Le Flambeau : Vos impressions sur le dernier gouvernement de transition et les différents actes qu’il a eu à poser depuis sa prise de fonction ?
Un gouvernement de transition par sa nature est limité dans la durée et dans ses missions. Dans le cas précis, ce gouvernement avait pour mission la résolution de la crise du nord et l’organisation des élections. Ces deux missions ont été accomplies.
Le Flambeau : Quelle analyse faites-vous sur la situation actuelle du Mali sur les plans politique, économique, social, culturel et démocratique ?
Sans être un exemple de démocratie, nous sommes aujourd’hui une source d’inspiration pour d’autres. Que soumaila CISSE, accompagné de sa famille aille féliciter le vainqueur Ibrahim Boubacar KEITA chez lui, même avant la proclamation des résultats provisoires est une spécificité malienne.
Le Flambeau : Quelles sont vos impressions sur le journal ‘’Le Flambeau’’ ?
Le Flambeau est le seul organe de presse qui traite des questions scolaires et universitaires. Pour cela, les animateurs de votre journal méritent mes remerciements. Je vous encourage à continuer sur la même lancée et vous assure de notre accompagnement.
Le Flambeau : Quel message souhaiteriez-vous adresser à l’ensemble du peuple malien en guise de derniers mots ?

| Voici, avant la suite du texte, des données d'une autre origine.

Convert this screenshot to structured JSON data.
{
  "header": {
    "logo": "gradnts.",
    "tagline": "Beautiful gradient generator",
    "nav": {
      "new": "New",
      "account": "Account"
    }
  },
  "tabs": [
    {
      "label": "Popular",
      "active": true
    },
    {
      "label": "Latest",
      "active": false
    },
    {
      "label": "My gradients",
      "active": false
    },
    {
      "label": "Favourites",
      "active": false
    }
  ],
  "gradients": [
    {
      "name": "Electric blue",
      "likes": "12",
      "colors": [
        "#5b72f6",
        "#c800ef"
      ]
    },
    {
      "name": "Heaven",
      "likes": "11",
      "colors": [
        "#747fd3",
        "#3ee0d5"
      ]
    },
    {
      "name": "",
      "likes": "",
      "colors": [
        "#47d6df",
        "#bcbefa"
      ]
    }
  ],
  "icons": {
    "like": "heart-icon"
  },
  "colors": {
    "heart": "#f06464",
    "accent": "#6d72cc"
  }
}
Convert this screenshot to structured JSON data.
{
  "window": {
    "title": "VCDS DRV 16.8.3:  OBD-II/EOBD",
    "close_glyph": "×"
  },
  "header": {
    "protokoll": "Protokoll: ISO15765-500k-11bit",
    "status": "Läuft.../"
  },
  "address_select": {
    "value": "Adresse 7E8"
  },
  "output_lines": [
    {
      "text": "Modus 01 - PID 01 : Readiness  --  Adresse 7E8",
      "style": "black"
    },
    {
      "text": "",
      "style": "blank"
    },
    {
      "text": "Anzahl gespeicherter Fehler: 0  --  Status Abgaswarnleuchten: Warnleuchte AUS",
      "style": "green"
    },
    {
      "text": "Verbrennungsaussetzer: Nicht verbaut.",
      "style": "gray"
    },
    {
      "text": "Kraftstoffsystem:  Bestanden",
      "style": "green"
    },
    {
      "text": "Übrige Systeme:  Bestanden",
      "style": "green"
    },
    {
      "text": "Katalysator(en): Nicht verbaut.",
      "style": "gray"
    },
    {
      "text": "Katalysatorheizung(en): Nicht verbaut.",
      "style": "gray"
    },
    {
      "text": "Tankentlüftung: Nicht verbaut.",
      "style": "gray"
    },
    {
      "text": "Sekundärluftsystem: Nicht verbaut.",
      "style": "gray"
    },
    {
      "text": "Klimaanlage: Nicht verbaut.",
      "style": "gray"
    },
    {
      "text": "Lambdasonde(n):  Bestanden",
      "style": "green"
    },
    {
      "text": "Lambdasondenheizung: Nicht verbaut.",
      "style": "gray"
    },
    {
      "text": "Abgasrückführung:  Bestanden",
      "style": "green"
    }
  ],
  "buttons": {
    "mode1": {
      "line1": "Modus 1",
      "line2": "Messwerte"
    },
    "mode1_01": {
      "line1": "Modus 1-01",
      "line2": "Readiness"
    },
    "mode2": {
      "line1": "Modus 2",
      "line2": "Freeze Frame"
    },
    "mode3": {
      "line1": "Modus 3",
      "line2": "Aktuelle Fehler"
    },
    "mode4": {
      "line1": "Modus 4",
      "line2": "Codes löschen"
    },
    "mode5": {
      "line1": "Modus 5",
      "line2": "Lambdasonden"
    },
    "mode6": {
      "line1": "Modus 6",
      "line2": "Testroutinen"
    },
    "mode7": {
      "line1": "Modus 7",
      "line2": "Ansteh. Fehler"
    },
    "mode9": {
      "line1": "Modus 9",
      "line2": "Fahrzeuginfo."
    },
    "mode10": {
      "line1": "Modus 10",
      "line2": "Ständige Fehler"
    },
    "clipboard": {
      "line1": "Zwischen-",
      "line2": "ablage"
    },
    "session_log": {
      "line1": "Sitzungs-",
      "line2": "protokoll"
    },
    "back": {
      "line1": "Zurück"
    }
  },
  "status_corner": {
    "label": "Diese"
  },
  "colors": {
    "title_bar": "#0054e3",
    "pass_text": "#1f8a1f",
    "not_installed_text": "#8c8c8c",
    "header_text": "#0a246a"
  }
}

Le message va à l’endroit aussi bien des gouvernants que des gouvernés. Les premiers doivent veiller à une bonne gouvernance. Les seconds ont l’obligation d’adopter un comportement républicain.
Biographie :
Né à Ségou le 14 janvier 1954, le Dr Macki SAMAKE est (depuis le 23 mai 2013) Recteur de l’Université des Lettres et des Sciences Humaines de Bamako. Il obtînt son Diplôme d’Etudes Fondamentales (DEF) en 1972 au Groupe Scolaire Central de Ségou, son Baccalauréat en Philo-langues en 1975 au lycée de Badalabougou et le diplôme de l’Ecole Normale Supérieure de Bamako en 1979. Le Dr Macki SAMAKE a enseigné dans différents lycées (Bouillagui, Lycée Franco arabe de Tombouctou, lycée de Badalabougou) avant de continuer les études pour l’obtention d’un Certificat de l’Enseignement de l’Anglais à Buts Spécifiques en 1985 à l’Université de Lancaster (Angleterre). 5 ans plus tard, notamment en 2000, il décroche son Diplôme d’Etudes Approfondies (DEA) en linguistique avec la mention Bien à l’Université Gaston Berger de Saint Louis au Sénégal. En 2004, il soutient sa Thèse de Doctorat de Troisième Cycle en linguistique de l’Université Gaston Berger de Saint Louis.

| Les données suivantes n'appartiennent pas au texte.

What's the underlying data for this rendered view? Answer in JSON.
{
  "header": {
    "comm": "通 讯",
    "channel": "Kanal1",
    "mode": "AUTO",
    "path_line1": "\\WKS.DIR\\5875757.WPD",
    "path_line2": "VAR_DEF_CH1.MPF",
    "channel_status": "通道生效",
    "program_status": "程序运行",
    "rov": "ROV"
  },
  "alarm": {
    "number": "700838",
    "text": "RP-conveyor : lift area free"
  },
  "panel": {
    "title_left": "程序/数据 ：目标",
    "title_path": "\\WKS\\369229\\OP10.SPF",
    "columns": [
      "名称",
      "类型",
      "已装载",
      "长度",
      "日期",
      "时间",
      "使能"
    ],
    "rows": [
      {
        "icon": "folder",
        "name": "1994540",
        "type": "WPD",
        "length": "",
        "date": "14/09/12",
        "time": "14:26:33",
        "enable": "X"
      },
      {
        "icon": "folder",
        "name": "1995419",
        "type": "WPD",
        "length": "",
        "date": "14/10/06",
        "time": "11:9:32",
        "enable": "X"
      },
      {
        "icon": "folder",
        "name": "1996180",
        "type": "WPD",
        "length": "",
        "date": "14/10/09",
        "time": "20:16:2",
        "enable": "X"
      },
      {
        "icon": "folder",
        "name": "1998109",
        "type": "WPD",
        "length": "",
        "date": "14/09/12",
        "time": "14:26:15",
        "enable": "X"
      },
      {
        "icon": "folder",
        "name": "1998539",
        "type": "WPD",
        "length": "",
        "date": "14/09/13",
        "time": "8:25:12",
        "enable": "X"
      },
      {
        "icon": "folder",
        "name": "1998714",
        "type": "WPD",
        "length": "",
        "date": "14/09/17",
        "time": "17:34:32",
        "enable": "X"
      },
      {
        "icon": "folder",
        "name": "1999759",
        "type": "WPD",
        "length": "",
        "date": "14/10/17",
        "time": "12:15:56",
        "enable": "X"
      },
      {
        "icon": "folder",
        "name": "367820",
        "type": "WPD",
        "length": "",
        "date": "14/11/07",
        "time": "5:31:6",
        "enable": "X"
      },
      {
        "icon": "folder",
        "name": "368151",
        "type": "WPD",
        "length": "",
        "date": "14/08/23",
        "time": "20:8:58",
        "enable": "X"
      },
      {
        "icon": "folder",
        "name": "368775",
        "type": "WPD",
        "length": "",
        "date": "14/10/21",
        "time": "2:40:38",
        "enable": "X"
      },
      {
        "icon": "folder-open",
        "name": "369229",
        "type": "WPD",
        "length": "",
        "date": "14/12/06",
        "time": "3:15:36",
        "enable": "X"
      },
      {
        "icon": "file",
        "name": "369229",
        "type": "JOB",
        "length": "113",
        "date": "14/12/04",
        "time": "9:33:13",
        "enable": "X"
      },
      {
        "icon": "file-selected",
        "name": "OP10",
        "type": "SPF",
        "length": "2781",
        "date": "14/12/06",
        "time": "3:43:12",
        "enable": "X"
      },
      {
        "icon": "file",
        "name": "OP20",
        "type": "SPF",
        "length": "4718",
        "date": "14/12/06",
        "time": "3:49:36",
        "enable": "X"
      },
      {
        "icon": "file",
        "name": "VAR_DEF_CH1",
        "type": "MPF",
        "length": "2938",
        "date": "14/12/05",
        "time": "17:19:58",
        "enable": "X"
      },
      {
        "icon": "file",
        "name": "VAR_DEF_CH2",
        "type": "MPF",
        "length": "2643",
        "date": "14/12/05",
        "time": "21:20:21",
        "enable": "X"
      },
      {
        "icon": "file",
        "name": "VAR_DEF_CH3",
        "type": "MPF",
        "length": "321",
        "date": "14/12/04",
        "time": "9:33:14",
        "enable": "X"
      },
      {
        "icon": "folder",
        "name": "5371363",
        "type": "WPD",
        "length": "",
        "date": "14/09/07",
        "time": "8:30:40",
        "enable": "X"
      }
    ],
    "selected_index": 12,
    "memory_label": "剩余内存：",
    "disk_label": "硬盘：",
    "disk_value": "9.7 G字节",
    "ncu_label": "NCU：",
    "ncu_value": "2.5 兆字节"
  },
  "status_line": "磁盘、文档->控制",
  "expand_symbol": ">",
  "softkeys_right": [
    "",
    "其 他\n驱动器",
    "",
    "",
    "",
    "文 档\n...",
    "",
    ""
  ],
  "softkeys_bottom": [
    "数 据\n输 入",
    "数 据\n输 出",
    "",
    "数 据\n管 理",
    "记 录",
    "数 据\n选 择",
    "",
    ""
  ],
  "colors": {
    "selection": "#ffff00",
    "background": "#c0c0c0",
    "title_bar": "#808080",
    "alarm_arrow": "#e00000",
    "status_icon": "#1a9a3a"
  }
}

Docteur Macki SAMAKE a occupé plusieurs responsabilités. Il a été respectivement, avant d’être nommé Recteur, Maître de conférences (linguistique) et Professeur au DER d’Anglais ; Responsable de la Formation Continue de l’IUG (1997-1999) ; Chef de Division Relations Extérieures de l’Université de Bamako (2005-2009) ; Chef de Service des Relations Extérieures et de la Coopération (2009-2011) et Vice-recteur de l’Université des Lettres et des Sciences Humaines de Bamako (2011-2013).

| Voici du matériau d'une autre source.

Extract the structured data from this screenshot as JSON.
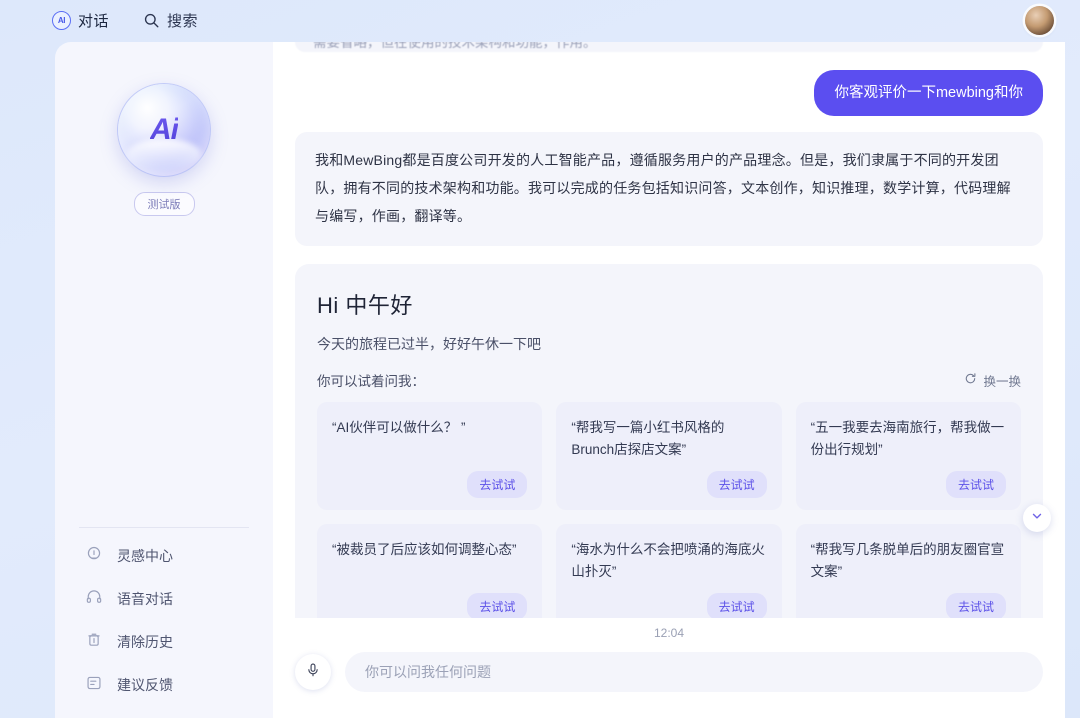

Il est auteur de plusieurs publications Scientifiques dont : Problems of ScientificTerminology in Bamanankan paru dans le Groupe d’Etudes Linguistiques et Littéraires N° 13 (G.E.L.L), UGB, 1999. La rhétorique dans les discours politiques de Thomas Sankara, Revue Scientifique de l’Université Julius Nyéréré de Kankan, Rép. de Guinée, 2010. Problèmes Théoriques et Pratiques de l’Homonymie et de la Polysémie en Bamanankan, Cahiers du Centre d’Etudes et de Recherche en Lettres, Sciences Humaines et Sociales (CERLESH) N°28, Université de Ouagadougou (2007. L’homme, de par son travail, sa rigueur, sa sociabilité et son intégrité, s’est fait une bonne réputation dans le secteur de l’enseignement supérieur.